Below is a Python implementation of a JSON-LD parser that extracts e-commerce schemas using BeautifulSoup:
import json
from bs4 import BeautifulSoup
import requests
class JsonLdAdapter:
@staticmethod
def extract(url: str) -> dict | None:
headers = {
"User-Agent": "Mozilla/5.0 (Macintosh; Intel Mac OS X 10_15_7) AppleWebKit/537.36 (KHTML, like Gecko) Chrome/132.0.0.0 Safari/537.36"
}
try:
r = requests.get(url, headers=headers, timeout=8)
if r.status_code != 200:
return None
soup = BeautifulSoup(r.text, 'html.parser')
scripts = soup.find_all('script', type='application/ld+json')
for script in scripts:
try:
data = json.loads(script.string or '')
# Normalize both flat objects and @graph arrays
items = data if isinstance(data, list) else [data]
for item in items:
if item.get("@type") == "Product" or "Product" in str(item.get("@type")):
return item
# Traverse @graph if present
if "@graph" in item:
for sub_item in item["@graph"]:
if sub_item.get("@type") == "Product":
return sub_item
except (json.JSONDecodeError, TypeError):
continue
return None
except Exception:
return None
Pattern 3: Heuristics-Based LLM Fallback
If both the direct API lookup and JSON-LD extraction fail, the third and final line of defense is the LLM Fallback.
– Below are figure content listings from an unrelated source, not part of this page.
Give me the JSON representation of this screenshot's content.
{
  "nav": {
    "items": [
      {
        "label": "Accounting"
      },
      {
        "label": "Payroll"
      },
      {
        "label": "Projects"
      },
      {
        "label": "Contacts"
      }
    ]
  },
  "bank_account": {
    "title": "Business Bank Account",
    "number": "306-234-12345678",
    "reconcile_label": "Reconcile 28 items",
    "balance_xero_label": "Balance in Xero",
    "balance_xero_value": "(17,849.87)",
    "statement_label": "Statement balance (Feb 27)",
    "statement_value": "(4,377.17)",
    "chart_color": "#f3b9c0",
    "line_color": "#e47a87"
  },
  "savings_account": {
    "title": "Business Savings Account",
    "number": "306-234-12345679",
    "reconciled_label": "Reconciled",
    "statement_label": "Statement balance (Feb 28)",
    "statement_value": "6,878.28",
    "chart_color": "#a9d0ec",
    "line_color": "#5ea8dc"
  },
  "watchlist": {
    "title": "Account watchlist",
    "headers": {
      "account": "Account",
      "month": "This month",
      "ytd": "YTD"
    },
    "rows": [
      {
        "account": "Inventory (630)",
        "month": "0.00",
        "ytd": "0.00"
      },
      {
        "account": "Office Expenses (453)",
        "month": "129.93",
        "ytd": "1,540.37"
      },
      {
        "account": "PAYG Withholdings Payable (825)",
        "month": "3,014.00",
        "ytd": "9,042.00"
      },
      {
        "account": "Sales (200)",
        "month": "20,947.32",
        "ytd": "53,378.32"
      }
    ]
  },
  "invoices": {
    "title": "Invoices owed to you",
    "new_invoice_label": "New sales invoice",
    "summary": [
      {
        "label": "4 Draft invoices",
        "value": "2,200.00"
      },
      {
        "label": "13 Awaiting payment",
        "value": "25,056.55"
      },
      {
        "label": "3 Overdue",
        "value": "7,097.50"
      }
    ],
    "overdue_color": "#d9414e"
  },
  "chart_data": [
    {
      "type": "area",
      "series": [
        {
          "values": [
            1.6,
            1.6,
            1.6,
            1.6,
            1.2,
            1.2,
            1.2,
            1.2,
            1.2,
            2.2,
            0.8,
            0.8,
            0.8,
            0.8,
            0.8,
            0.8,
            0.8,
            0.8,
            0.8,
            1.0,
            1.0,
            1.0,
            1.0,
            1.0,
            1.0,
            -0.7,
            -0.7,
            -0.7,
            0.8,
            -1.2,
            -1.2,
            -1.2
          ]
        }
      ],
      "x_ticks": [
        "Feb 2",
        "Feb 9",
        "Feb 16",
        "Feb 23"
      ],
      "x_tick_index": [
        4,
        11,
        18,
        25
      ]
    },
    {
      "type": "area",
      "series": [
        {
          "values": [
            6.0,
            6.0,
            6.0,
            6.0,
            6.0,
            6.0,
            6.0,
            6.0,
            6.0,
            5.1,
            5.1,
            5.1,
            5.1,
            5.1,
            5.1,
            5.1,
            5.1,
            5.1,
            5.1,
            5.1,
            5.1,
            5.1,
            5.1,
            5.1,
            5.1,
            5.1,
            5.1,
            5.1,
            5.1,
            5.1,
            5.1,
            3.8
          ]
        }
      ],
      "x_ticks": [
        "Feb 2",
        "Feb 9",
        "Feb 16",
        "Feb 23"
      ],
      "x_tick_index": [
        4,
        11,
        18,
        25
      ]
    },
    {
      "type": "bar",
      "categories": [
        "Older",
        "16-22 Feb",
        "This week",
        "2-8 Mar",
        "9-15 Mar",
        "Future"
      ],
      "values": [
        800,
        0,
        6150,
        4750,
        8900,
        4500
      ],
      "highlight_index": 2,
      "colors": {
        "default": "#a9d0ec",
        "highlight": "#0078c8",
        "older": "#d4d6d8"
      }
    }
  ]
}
Some headless custom storefronts completely lack structured JSON-LD scripts and block API paths. In this case, we scrape the clean raw text of the HTML page, strip out redundant boilerplate (script blocks, styling tags, head headers), and pipe it into a lightweight LLM—such as claude-3-5-haiku—with a highly strict JSON system prompt.
While this pattern is highly resilient, it is also the slowest (1.5s latency vs 50ms) and the most expensive. It should be used exclusively as a fallback when deterministic adapters fail.
At wmcp.sh, we combine these three patterns in a unified dynamic router. By checking Shopify first and JSON-LD second, we handle 90% of requests deterministically at the edge, maintaining sub-100ms response times while falling back to Haiku ONLY when absolutely necessary.